The number of articles which Wikipedia can have is limited by the number of at least marginally notable and verifiable things which exist. After every notable person, place, movie, scientific topic, and so on have their own article, we'll run out of things to write about. Whether this will happen at 2 million, 3 million, 4 million, it will happen.
On the other hand, the potential number of lists is almost infinite, as there are a virtually unlimited number of ways of slicing up portions of reality.

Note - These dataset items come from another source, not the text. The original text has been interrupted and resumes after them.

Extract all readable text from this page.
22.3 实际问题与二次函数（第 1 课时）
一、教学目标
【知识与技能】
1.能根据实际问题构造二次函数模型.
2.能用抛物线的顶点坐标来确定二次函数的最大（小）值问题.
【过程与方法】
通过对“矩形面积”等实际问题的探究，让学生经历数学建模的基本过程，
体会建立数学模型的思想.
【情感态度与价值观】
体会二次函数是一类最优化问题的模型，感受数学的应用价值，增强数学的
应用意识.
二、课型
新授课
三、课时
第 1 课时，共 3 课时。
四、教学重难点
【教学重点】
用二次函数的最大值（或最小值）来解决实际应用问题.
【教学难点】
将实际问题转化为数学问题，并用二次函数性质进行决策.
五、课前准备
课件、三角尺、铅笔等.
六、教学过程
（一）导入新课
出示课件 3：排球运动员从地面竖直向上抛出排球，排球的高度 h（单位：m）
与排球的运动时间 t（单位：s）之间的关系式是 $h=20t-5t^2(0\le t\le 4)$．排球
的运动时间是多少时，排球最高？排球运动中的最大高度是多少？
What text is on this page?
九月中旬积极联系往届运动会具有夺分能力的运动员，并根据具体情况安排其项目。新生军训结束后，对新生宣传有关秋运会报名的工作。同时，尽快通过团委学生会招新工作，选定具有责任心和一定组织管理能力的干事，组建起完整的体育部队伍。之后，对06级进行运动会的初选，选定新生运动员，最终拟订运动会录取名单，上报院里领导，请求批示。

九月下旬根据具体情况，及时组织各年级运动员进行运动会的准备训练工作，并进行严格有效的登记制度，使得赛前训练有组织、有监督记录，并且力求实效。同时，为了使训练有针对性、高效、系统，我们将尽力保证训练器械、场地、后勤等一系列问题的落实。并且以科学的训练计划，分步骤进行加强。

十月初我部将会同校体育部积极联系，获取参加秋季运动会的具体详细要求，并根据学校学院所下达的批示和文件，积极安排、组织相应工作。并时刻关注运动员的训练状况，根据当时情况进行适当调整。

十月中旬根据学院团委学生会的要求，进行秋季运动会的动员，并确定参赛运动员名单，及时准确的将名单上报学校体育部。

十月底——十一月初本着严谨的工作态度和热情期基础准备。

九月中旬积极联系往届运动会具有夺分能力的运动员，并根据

For example, one could make a "List of birds native to the Chicago area". If it were nicely wikified and contained a reasonable number of items on it, it would certainly not be deleted.
However, what you've actually done is create the first example of "List of X's native to the Y area", where X is any one of dozens or hundreds of types of creatures... insects, mammals, amphibians, trees, flowers, and so on, while Y is any one of tens of thousands of towns, cities, states, counties, countries, provinces, geographic areas, and so on.
Multiply 100 X's by 50,000 Y's, and you get 5 million lists.
Take the roughly 500,000 of our article topics which have been mentioned enough times in popular culture to make up a list, and you get 500,000 "X in popular culture" articles.
Take every one of the tens of thousands of diseases which exist, find evidence of notable people who have had the disease, and you get 25,000 "List of people who have had disease X" articles.
And so on, and so on, and so on.
Even removing the obvious silly and ridiculous lists, like "List of blind left-handed Canadians who have worn blue jeans" still leaves us with more reasonable sounding lists than any of ever imagined we would have.
End result: en.Wikipedia, in the year 2050, will have 5 million articles, and 500 million lists.